How do you improve the validity of a content analysis
Ensure coding categories are operationalised.
Researchers are trained in how to use the coding categories
Break down analysing quantitate data
Descriptive statistics -> measures of central tendency -> mean, median, mode
Descriptive statistics-> measures of dispersion -> range, standard deviation
What is meant by measures of central tendency (2)
The general term for any measure of the average value in a set of data. For example, the mean.
Describe the mode
Most common or popular number in set of scores and there can be more than one mode in data set
USED WITH NOMINAL
What is the mode used with
Nominal data
Describe median
Central/middle score in a list of ranked-ordered scores
If there are two central scores, add together and divide by 2.
USED WITH ORDINAL DATA
What is the median used with
Ordinal data
What is the mean used with
Used with internal data
Describe mean
All scores added up and divided by the total number of scores (mathematical average)
OUSED WITH INTERVAL DATA
What is meant by measures of dispersion (2)
This is based on the spread of scores: how far score vary from the mean or range. For example, the range or standard deviation.
What are the two types of dispersion
Range
Standard deviation
What is the range used for
Ordinal data
What is the standard deviation used for
Interval data
Describe the range
The range is the spread of data from the smallest to the largest.
Calculated by subtracting the lowest value from the highest value and adding 1
USED FOR ORDINAL DATA
Describe the standard deviation
Measure of spread around the mean.
The higher the SD the more the data is spread around the mean.
The larger the calculated number, the data is spread around the mean, less consistency and more individual differences (suggesting that not all participants were affected by the IV in the same way).
The smaller the calculated number, the data is clustered around the mean so more consistency and less individual differences.
USED FOR INTERVAL DATA
What does the standard deviation tell us
A HIGH SD means scores are more spread around the an so more variation in scores
The scores are less consistent and there are more individual differences in the results
A LOW standard deviation (closer to 0) means scores are less spread around the mean so there are less variation in scores
The scores are more consistent and there are less Individual differences in the results.
What does the mean tell us
Provides a good indication of the average/typical score participants gain
Generally the higher the mean that is gained then the greater the score/effect (although this is not always the case! Do double check in the scenario what a high score will mean)
What is the writing frame for the sd/ mean questions
STATE WHICH IS HIGHER/LOWER, STATE WHAT THIS SUGGESTS.

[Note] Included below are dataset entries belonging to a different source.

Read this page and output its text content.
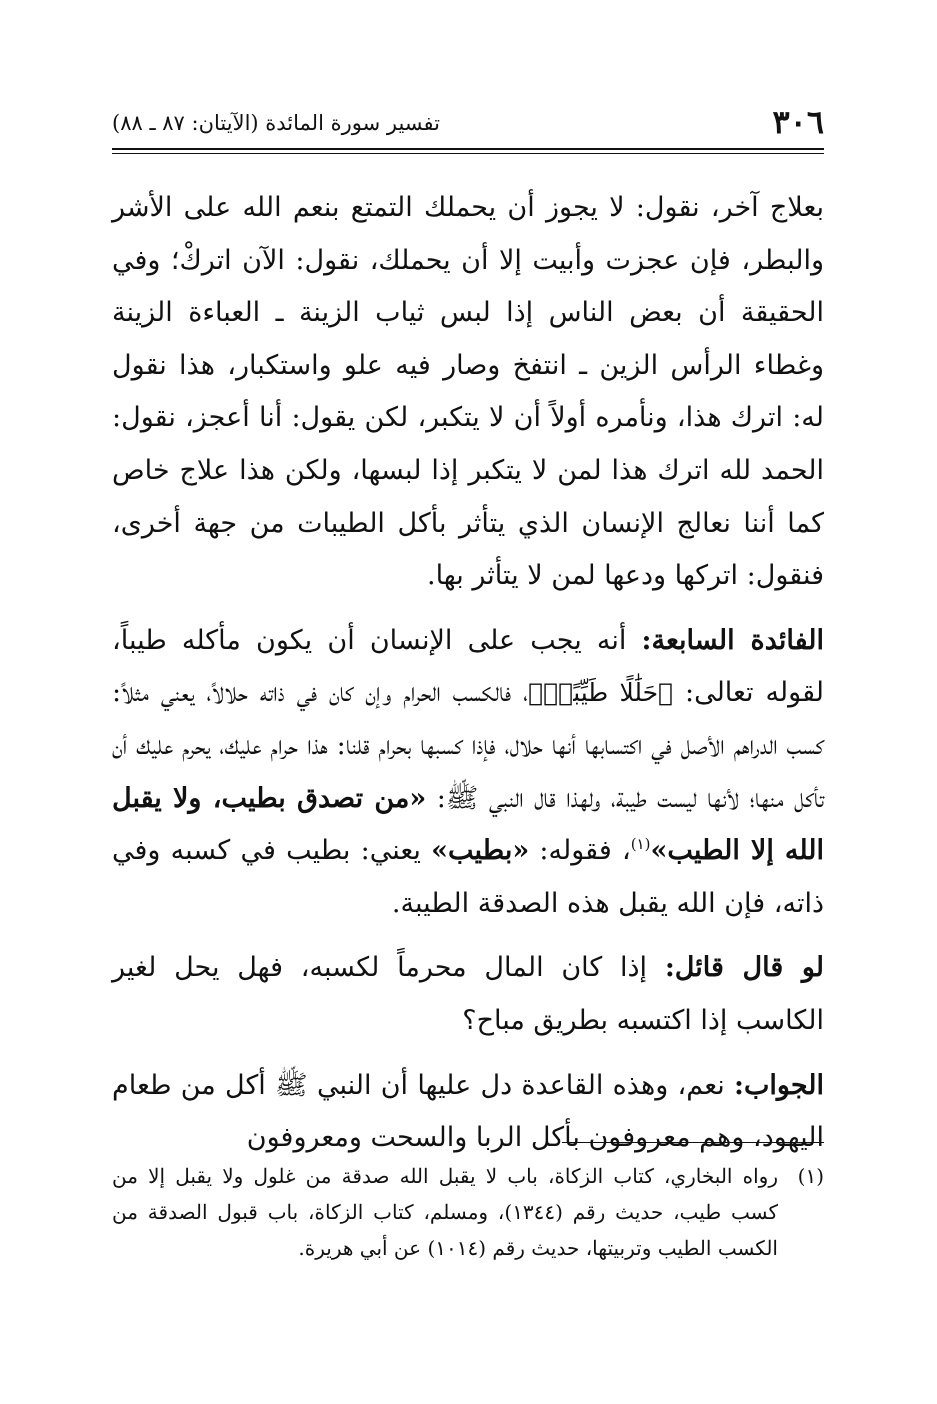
٣٠٦
تفسير سورة المائدة (الآيتان: ٨٧ ـ ٨٨)

بعلاج آخر، نقول: لا يجوز أن يحملك التمتع بنعم الله على الأشر والبطر، فإن عجزت وأبيت إلا أن يحملك، نقول: الآن اتركْ؛ وفي الحقيقة أن بعض الناس إذا لبس ثياب الزينة ـ العباءة الزينة وغطاء الرأس الزين ـ انتفخ وصار فيه علو واستكبار، هذا نقول له: اترك هذا، ونأمره أولاً أن لا يتكبر، لكن يقول: أنا أعجز، نقول: الحمد لله اترك هذا لمن لا يتكبر إذا لبسها، ولكن هذا علاج خاص كما أننا نعالج الإنسان الذي يتأثر بأكل الطيبات من جهة أخرى، فنقول: اتركها ودعها لمن لا يتأثر بها.

الفائدة السابعة: أنه يجب على الإنسان أن يكون مأكله طيباً، لقوله تعالى: ﴿حَلَٰلًا طَيِّبًاۚ﴾، فالكسب الحرام وإن كان في ذاته حلالاً، يعني مثلاً: كسب الدراهم الأصل في اكتسابها أنها حلال، فإذا كسبها بحرام قلنا: هذا حرام عليك، يحرم عليك أن تأكل منها؛ لأنها ليست طيبة، ولهذا قال النبي ﷺ: «من تصدق بطيب، ولا يقبل الله إلا الطيب»$^{(١)}$، فقوله: «بطيب» يعني: بطيب في كسبه وفي ذاته، فإن الله يقبل هذه الصدقة الطيبة.

لو قال قائل: إذا كان المال محرماً لكسبه، فهل يحل لغير الكاسب إذا اكتسبه بطريق مباح؟

الجواب: نعم، وهذه القاعدة دل عليها أن النبي ﷺ أكل من طعام اليهود، وهم معروفون بأكل الربا والسحت ومعروفون

(١)رواه البخاري، كتاب الزكاة، باب لا يقبل الله صدقة من غلول ولا يقبل إلا من كسب طيب، حديث رقم (١٣٤٤)، ومسلم، كتاب الزكاة، باب قبول الصدقة من الكسب الطيب وتربيتها، حديث رقم (١٠١٤) عن أبي هريرة.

The mean for condition A (context) is
which is higher/lower than the mean for condition B (context)
which is
Therefore… what does this suggest about the effect on the DV? Link to the scenario. (MUST INCLUDE)
The Standard deviations for condition A (context) is
which is higher/lower than the standard deviations for condition B (context)
which is
Therefore… what does this suggest about the spread of SCORES (context DV) and individual differences? Link to the scenario. (MUST INCLUDE)